Combate ao preconceito contra a transsexualidade não pode desrespeitar a liberdade
Há uma tentativa de normalização da transsexualidade; pessoas trans sofrem preconceito, mas a revolta não pode ser uma luta contra os papéis normativos tão importantes na construção social
Ninguém sabe direito como nascem seus desejos. Ninguém sabe direito como se forma sua identidade sexual. Mas todo mundo intui que a sexualidade humana é a base de quase tudo que fazemos. De como nos comportamos. E todos sabemos que socialmente e culturalmente somos cobrados pelo que desejamos. Sabemos também que este padrão de aceitação de nosso estereótipo e comportamento sexual muda de acordo com os lugares, tempos, condições socioculturais em que vivemos. Sabemos que estes ditames socioculturais da sexualidade humana criam preconceitos que cerceiam nossos desejos, mas sabemos também que, se todos cedermos aos nossos desejos totalmente, nossa civilização se arruína e nos arruinamos. Doutor Freud já dizia que a base da civilização é nossa castração – em boa medida. Mas a base da discussão é até que ponto esta castração é válida ou fruto de uma repressão inválida. Sexo é um angu de caroço. Ninguém mente quanto aos seus desejos para si mesmo. Mas construímos involuntariamente nosso desejo. E nos formamos como cidadãos com base em nosso desejo ou na castração de nossos desejos em boa medida.
Todos também intuímos direito que o meio em que vivemos não necessariamente é determinante, mas influencia em nossos estereótipos sexuais.
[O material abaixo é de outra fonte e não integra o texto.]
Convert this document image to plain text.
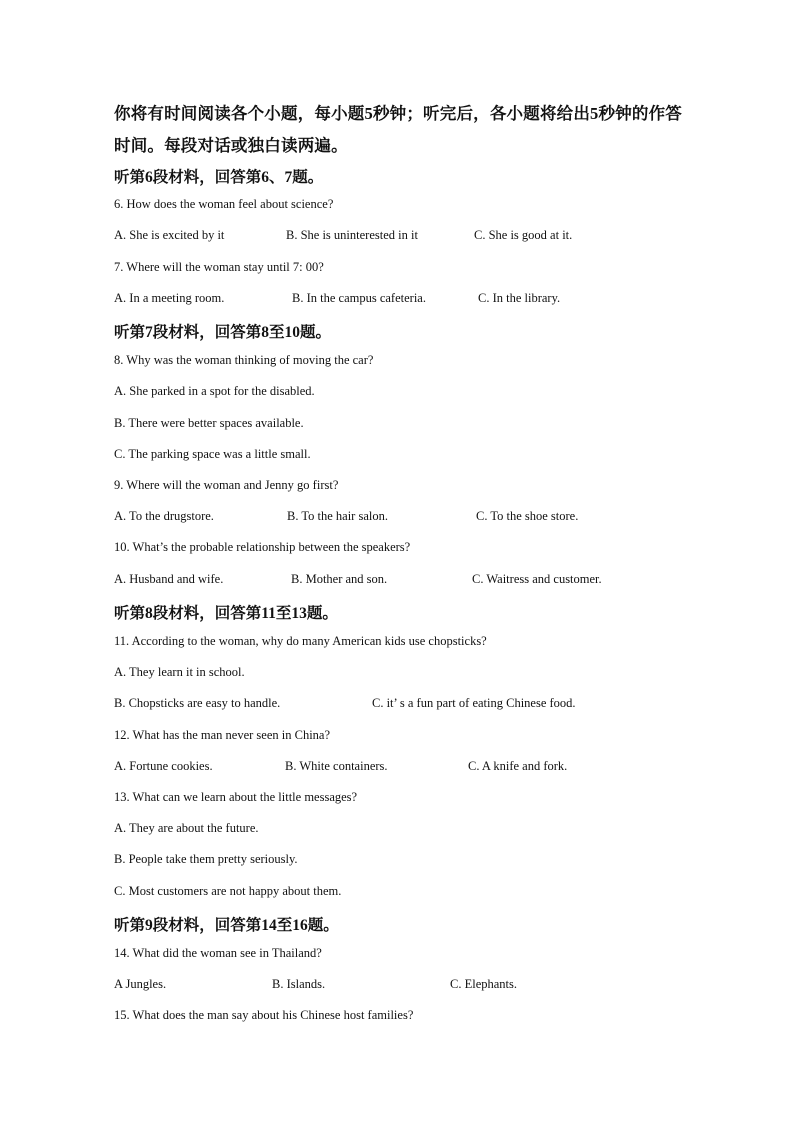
你将有时间阅读各个小题，每小题5秒钟；听完后，各小题将给出5秒钟的作答
时间。每段对话或独白读两遍。
听第6段材料，回答第6、7题。
6. How does the woman feel about science?
A. She is excited by it	B. She is uninterested in it	C. She is good at it.
7. Where will the woman stay until 7: 00?
A. In a meeting room.	B. In the campus cafeteria.	C. In the library.
听第7段材料，回答第8至10题。
8. Why was the woman thinking of moving the car?
A. She parked in a spot for the disabled.
B. There were better spaces available.
C. The parking space was a little small.
9. Where will the woman and Jenny go first?
A. To the drugstore.	B. To the hair salon.	C. To the shoe store.
10. What’s the probable relationship between the speakers?
A. Husband and wife.	B. Mother and son.	C. Waitress and customer.
听第8段材料，回答第11至13题。
11. According to the woman, why do many American kids use chopsticks?
A. They learn it in school.
B. Chopsticks are easy to handle.	C. it’ s a fun part of eating Chinese food.
12. What has the man never seen in China?
A. Fortune cookies.	B. White containers.	C. A knife and fork.
13. What can we learn about the little messages?
A. They are about the future.
B. People take them pretty seriously.
C. Most customers are not happy about them.
听第9段材料，回答第14至16题。
14. What did the woman see in Thailand?
A Jungles.	B. Islands.	C. Elephants.
15. What does the man say about his Chinese host families?
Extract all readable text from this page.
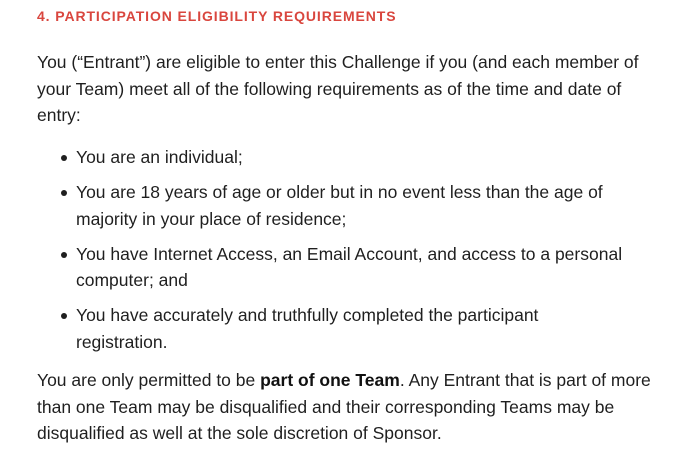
4. PARTICIPATION ELIGIBILITY REQUIREMENTS

You (“Entrant”) are eligible to enter this Challenge if you (and each member of
your Team) meet all of the following requirements as of the time and date of
entry:

You are an individual;
You are 18 years of age or older but in no event less than the age of
majority in your place of residence;
You have Internet Access, an Email Account, and access to a personal
computer; and
You have accurately and truthfully completed the participant
registration.

You are only permitted to be part of one Team. Any Entrant that is part of more
than one Team may be disqualified and their corresponding Teams may be
disqualified as well at the sole discretion of Sponsor.
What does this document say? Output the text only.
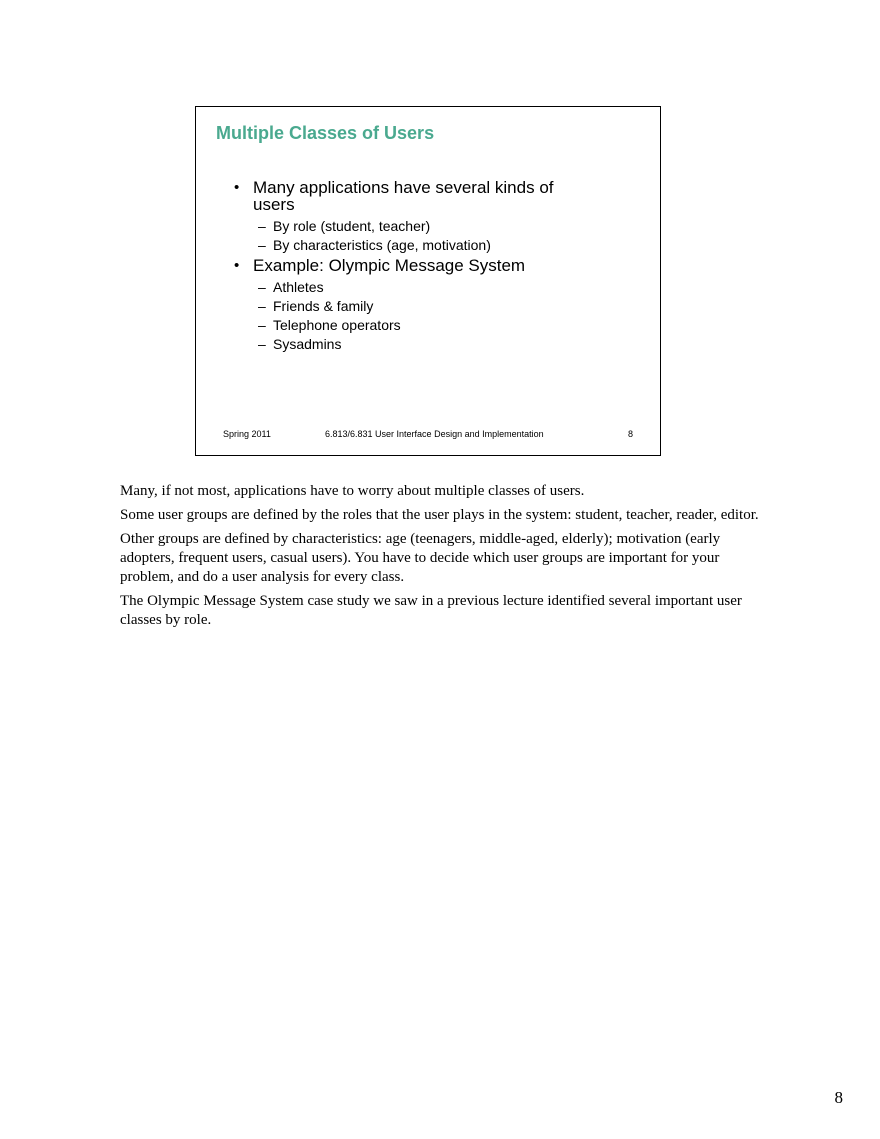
Multiple Classes of Users
• Many applications have several kinds of users
– By role (student, teacher)
– By characteristics (age, motivation)
• Example: Olympic Message System
– Athletes
– Friends & family
– Telephone operators
– Sysadmins
Spring 2011	6.813/6.831 User Interface Design and Implementation	8

Many, if not most, applications have to worry about multiple classes of users.

Some user groups are defined by the roles that the user plays in the system: student, teacher, reader, editor.

Other groups are defined by characteristics: age (teenagers, middle-aged, elderly); motivation (early adopters, frequent users, casual users). You have to decide which user groups are important for your problem, and do a user analysis for every class.

The Olympic Message System case study we saw in a previous lecture identified several important user classes by role.

8
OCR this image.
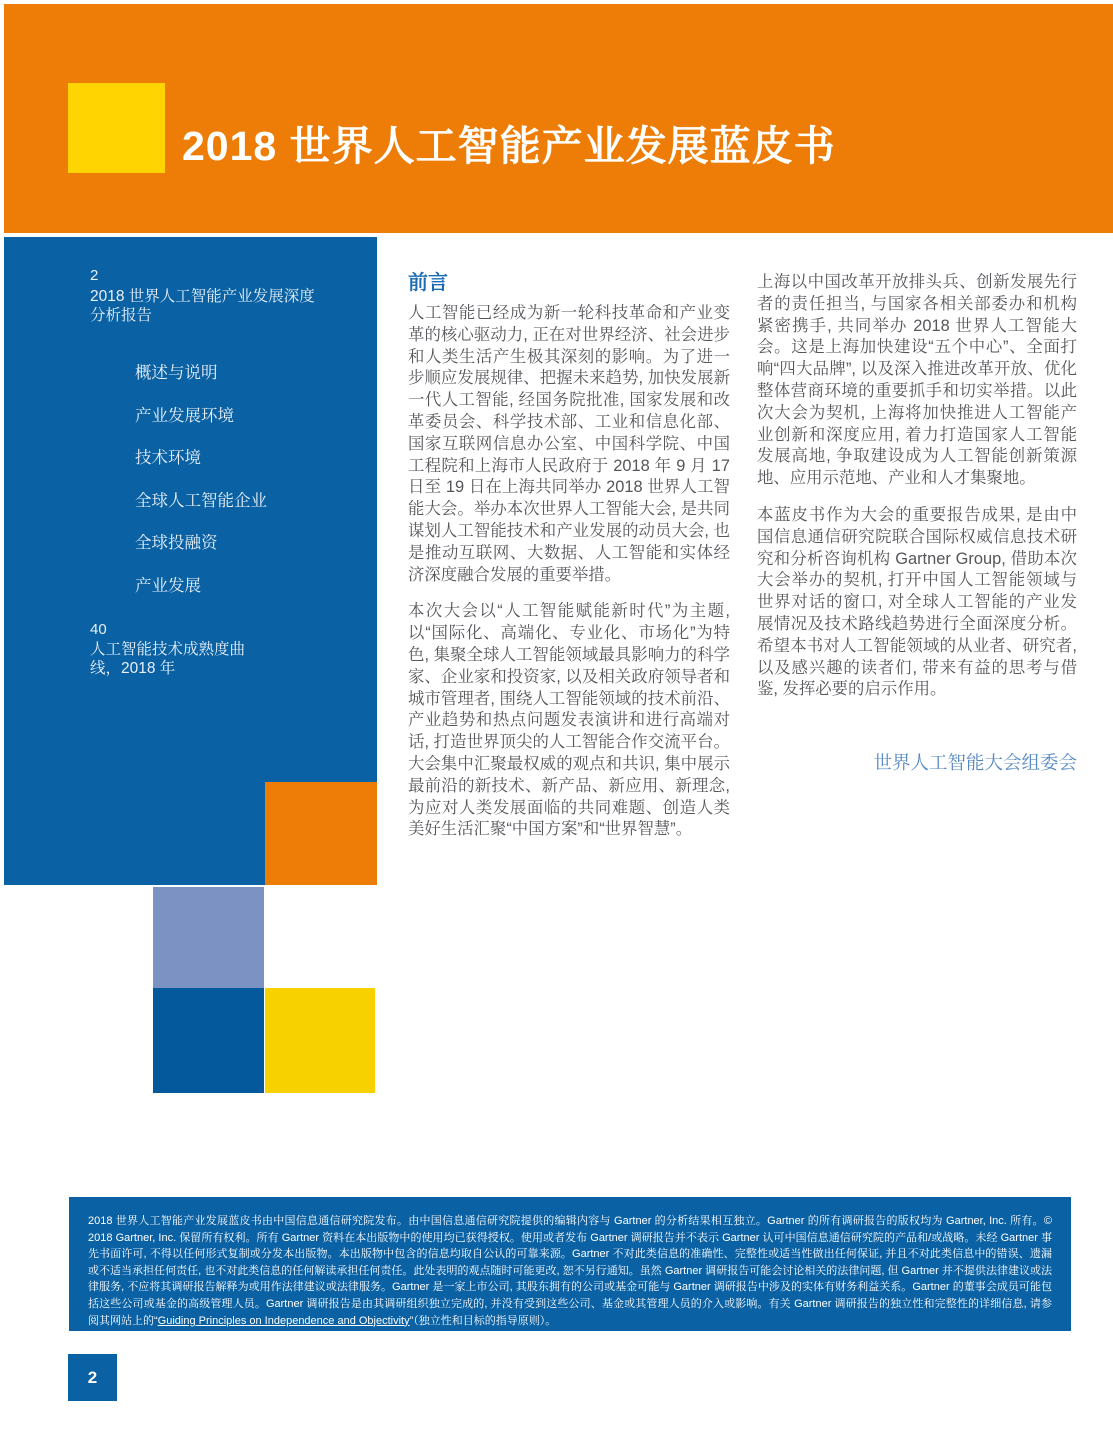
2018 世界人工智能产业发展蓝皮书
2
2018 世界人工智能产业发展深度分析报告
概述与说明
产业发展环境
技术环境
全球人工智能企业
全球投融资
产业发展
40
人工智能技术成熟度曲线，2018 年
前言

人工智能已经成为新一轮科技革命和产业变革的核心驱动力, 正在对世界经济、社会进步和人类生活产生极其深刻的影响。为了进一步顺应发展规律、把握未来趋势, 加快发展新一代人工智能, 经国务院批准, 国家发展和改革委员会、科学技术部、工业和信息化部、国家互联网信息办公室、中国科学院、中国工程院和上海市人民政府于 2018 年 9 月 17 日至 19 日在上海共同举办 2018 世界人工智能大会。举办本次世界人工智能大会, 是共同谋划人工智能技术和产业发展的动员大会, 也是推动互联网、大数据、人工智能和实体经济深度融合发展的重要举措。

本次大会以“人工智能赋能新时代”为主题, 以“国际化、高端化、专业化、市场化”为特色, 集聚全球人工智能领域最具影响力的科学家、企业家和投资家, 以及相关政府领导者和城市管理者, 围绕人工智能领域的技术前沿、产业趋势和热点问题发表演讲和进行高端对话, 打造世界顶尖的人工智能合作交流平台。大会集中汇聚最权威的观点和共识, 集中展示最前沿的新技术、新产品、新应用、新理念, 为应对人类发展面临的共同难题、创造人类美好生活汇聚“中国方案”和“世界智慧”。

上海以中国改革开放排头兵、创新发展先行者的责任担当, 与国家各相关部委办和机构紧密携手, 共同举办 2018 世界人工智能大会。这是上海加快建设“五个中心”、全面打响“四大品牌”, 以及深入推进改革开放、优化整体营商环境的重要抓手和切实举措。以此次大会为契机, 上海将加快推进人工智能产业创新和深度应用, 着力打造国家人工智能发展高地, 争取建设成为人工智能创新策源地、应用示范地、产业和人才集聚地。

本蓝皮书作为大会的重要报告成果, 是由中国信息通信研究院联合国际权威信息技术研究和分析咨询机构 Gartner Group, 借助本次大会举办的契机, 打开中国人工智能领域与世界对话的窗口, 对全球人工智能的产业发展情况及技术路线趋势进行全面深度分析。希望本书对人工智能领域的从业者、研究者, 以及感兴趣的读者们, 带来有益的思考与借鉴, 发挥必要的启示作用。

世界人工智能大会组委会
2018 世界人工智能产业发展蓝皮书由中国信息通信研究院发布。由中国信息通信研究院提供的编辑内容与 Gartner 的分析结果相互独立。Gartner 的所有调研报告的版权均为 Gartner, Inc. 所有。© 2018 Gartner, Inc. 保留所有权利。所有 Gartner 资料在本出版物中的使用均已获得授权。使用或者发布 Gartner 调研报告并不表示 Gartner 认可中国信息通信研究院的产品和/或战略。未经 Gartner 事先书面许可, 不得以任何形式复制或分发本出版物。本出版物中包含的信息均取自公认的可靠来源。Gartner 不对此类信息的准确性、完整性或适当性做出任何保证, 并且不对此类信息中的错误、遗漏或不适当承担任何责任, 也不对此类信息的任何解读承担任何责任。此处表明的观点随时可能更改, 恕不另行通知。虽然 Gartner 调研报告可能会讨论相关的法律问题, 但 Gartner 并不提供法律建议或法律服务, 不应将其调研报告解释为或用作法律建议或法律服务。Gartner 是一家上市公司, 其股东拥有的公司或基金可能与 Gartner 调研报告中涉及的实体有财务利益关系。Gartner 的董事会成员可能包括这些公司或基金的高级管理人员。Gartner 调研报告是由其调研组织独立完成的, 并没有受到这些公司、基金或其管理人员的介入或影响。有关 Gartner 调研报告的独立性和完整性的详细信息, 请参阅其网站上的“Guiding Principles on Independence and Objectivity”（独立性和目标的指导原则）。
2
E que estes estereótipos sexuais criam nossa condição comportamental, os papéis normativos que regulam não só nossos desejos, mas nossa construção social como indivíduos. E esta é uma verdade escamoteada pelo pseudoprogressismo atual que diz que nossa sexualidade é inata, sem nenhuma influência social. Não é. O elemento biológico é, sim, muito forte e determinante na construção de nossa sexualidade. A inversão sexual, a dita homossexualidade, já foi vista com bons olhos e promovida socialmente. Vejam os casos dos gregos na época de Sócrates. Resultado: todos tinham um comportamento bissexual. A literatura de então traduz perfeitamente que aquele comportamento não só era visto como normal, mas incentivado. A base da heteronormatividade era construída com o valor da fecundidade. Uma sociedade machista que via a mulher como inferior, mas que via na homossexualidade um valor romântico. Estranho hoje. Normal naquela época.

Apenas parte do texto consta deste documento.